THIS adventure in symbolism carries surprising conviction for a book so frankly labelled "A nInterlude." It is the story of the old Fraulein Emma, her cat, her canary, the sleek Karl, and kind aged Wolfgang.
Deep-rooted in lonely Emma's mind is the notion that humans' when they die, are reborn as animals. Beginning with this seemingly absurd assumption, Thames Williamson creates a series of remarkable coincidences which strengthen the old maid's belief, builds them up to a thoroughly dramatic conclusion which will satisfy the reader who has opened the book with some hesitation.

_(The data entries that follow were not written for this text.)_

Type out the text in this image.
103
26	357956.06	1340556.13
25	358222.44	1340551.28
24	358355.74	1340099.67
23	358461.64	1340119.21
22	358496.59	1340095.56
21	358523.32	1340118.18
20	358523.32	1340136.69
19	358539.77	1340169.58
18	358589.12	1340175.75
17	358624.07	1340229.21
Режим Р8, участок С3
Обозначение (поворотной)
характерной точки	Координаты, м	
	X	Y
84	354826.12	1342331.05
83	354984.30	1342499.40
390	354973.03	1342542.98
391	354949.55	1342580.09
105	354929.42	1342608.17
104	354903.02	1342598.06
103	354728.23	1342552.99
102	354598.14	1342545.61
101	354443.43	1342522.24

Williamson's art is the exact opposite of the rationalists with their stressing of "natural causes" and "real" emotions. He uses improbable events to produce psychological reactions which are to all intents and purposes valid. The constant struggling of Fraulein Emma's soul to escape the onslaught of what seem to her substantiations of her belief is accurately portrayed, and so too are the characters of yellow-haired Lieal whom she finds singing in the woods after her canary has died, and the unreliable, dark-haired Karl who comes to Fraulein Emma after the death of her cat.
Romantic and imaginative to the last degree, Thames Williamson's book is a most pleasant thing with which to while away an afternoon, a tonic after the ghastly realism of many modern authors.